Trump further vowed to “stop radical Islamic terrorism,” a phrase he had left out of recent speeches, and declared, “It is time to expose and hold responsible those countries who support and finance terror groups.” He did not name names.
Again and again, the president returned to the theme of national sovereignty, describing international trade deals and immigration as threats to America’s identity.
“The United States will forever be a great friend to the world, and especially to its allies,” he promised. “But we can no longer be taken advantage of or enter into a one-sided deal where the United States gets nothing in return.”
And he blamed “mammoth multinational trade deals, unaccountable international tribunals and powerful global bureaucracies” for lost jobs and shuttered factories in the United States.
Returning to a core theme of his campaign, Trump said: “Our great middle class, once the bedrock of American prosperity, was forgotten and left behind. But they are forgotten no more, and they will never be forgotten again.”
Trump’s presidency has been shaped by a range of clashes with foreign allies. The president has suggested that he would not honor NATO’s mutual-defense provision unless partner nations stepped up defense spending. He scrapped U.S. participation in the Trans-Pacific Partnership, upsetting leaders in Japan, South Korea and a number of other countries worried about being in the shadow of a rising China. He called for ending the U.S. trade deal with South Korea, shocking Seoul at a time when both countries need to cooperate on North Korea.

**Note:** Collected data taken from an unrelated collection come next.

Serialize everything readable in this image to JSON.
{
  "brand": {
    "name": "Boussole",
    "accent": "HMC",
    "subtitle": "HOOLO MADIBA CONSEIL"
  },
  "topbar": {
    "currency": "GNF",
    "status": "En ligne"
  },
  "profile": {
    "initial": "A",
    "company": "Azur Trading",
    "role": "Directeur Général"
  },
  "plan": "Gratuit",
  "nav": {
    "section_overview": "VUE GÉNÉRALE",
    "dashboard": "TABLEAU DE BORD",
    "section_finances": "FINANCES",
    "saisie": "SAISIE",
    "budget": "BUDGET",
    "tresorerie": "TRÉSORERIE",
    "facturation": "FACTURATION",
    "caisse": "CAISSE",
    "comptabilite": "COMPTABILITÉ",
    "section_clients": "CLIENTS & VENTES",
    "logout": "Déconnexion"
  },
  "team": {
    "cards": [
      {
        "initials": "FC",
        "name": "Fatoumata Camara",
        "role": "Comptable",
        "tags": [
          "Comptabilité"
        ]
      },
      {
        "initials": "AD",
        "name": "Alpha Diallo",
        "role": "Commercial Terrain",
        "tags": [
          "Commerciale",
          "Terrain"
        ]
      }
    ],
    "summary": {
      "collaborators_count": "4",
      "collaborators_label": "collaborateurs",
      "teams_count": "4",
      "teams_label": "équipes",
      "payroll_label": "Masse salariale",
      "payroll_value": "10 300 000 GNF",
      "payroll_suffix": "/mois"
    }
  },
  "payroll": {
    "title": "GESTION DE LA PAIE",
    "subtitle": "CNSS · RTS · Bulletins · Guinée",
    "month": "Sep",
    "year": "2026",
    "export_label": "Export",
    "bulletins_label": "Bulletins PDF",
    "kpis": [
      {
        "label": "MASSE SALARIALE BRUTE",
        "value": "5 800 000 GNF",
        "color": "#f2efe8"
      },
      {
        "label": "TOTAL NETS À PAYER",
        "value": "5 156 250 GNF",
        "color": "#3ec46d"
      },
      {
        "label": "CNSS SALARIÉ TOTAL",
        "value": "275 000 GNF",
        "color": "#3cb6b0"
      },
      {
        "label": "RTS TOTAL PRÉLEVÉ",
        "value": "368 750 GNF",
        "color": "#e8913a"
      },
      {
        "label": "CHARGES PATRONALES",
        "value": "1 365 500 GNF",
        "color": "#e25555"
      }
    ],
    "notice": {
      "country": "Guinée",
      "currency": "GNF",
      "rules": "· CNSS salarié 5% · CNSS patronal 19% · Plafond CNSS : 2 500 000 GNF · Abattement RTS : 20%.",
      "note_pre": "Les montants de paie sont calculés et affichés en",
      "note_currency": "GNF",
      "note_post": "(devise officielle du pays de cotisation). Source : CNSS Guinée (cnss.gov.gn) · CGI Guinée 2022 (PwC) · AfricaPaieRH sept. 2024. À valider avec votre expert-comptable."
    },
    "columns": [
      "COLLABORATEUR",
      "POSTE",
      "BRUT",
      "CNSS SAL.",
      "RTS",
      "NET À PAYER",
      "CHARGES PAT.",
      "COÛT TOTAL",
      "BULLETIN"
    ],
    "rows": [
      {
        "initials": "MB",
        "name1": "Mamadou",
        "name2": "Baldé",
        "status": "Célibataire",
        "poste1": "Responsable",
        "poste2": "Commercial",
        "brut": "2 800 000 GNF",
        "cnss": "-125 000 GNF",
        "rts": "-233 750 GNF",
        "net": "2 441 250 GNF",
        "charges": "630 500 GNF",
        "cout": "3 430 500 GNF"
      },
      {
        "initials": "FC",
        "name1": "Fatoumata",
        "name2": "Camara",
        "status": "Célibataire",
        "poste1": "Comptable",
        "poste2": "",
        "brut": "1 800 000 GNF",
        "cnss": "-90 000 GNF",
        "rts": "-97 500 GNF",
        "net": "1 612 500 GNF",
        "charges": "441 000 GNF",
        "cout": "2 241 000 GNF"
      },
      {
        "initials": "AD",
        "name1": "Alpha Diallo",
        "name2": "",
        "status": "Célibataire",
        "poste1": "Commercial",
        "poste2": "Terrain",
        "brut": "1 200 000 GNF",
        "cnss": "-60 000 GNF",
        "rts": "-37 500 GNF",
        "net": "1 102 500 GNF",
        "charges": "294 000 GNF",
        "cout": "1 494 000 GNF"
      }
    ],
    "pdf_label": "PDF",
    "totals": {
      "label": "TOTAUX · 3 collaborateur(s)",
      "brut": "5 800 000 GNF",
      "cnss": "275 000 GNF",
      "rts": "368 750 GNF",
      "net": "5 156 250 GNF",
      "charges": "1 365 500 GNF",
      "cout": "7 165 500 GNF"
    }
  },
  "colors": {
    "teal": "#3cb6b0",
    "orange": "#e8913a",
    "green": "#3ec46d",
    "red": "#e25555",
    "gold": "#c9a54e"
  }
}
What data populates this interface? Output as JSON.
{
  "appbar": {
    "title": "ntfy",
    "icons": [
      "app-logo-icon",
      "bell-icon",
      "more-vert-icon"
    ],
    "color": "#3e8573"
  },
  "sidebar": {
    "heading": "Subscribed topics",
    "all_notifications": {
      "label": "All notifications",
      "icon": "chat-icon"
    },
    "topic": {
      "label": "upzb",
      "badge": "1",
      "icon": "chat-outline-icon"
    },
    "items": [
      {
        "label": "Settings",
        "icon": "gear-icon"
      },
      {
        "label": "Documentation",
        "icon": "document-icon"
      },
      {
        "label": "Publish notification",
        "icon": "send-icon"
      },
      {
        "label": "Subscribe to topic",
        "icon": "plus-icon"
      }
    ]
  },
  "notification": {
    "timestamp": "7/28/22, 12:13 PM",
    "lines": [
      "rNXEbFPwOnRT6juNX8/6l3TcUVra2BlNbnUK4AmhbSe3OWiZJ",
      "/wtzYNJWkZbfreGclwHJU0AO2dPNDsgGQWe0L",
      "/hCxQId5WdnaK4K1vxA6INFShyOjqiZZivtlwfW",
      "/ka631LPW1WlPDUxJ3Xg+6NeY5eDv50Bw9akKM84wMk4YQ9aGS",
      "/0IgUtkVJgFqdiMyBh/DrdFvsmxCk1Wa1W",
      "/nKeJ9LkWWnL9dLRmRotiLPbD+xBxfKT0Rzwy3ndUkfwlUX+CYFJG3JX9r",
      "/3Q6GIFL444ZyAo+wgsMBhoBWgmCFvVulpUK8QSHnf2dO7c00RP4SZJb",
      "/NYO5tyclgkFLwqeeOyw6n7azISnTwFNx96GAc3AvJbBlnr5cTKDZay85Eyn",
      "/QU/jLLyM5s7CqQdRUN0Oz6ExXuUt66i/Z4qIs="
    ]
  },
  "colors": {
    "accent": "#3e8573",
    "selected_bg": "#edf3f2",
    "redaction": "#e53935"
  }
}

He withdrew from the Paris Agreement to fight climate change, a step French President Emmanuel Macron has urged him to reconsider. And Trump has repeatedly said Mexico will pay for the border wall he promised during his campaign, something America’s southern neighbor flatly rejects.
Trump made no mention of the Middle East peace process or international efforts to combat climate change in his remarks.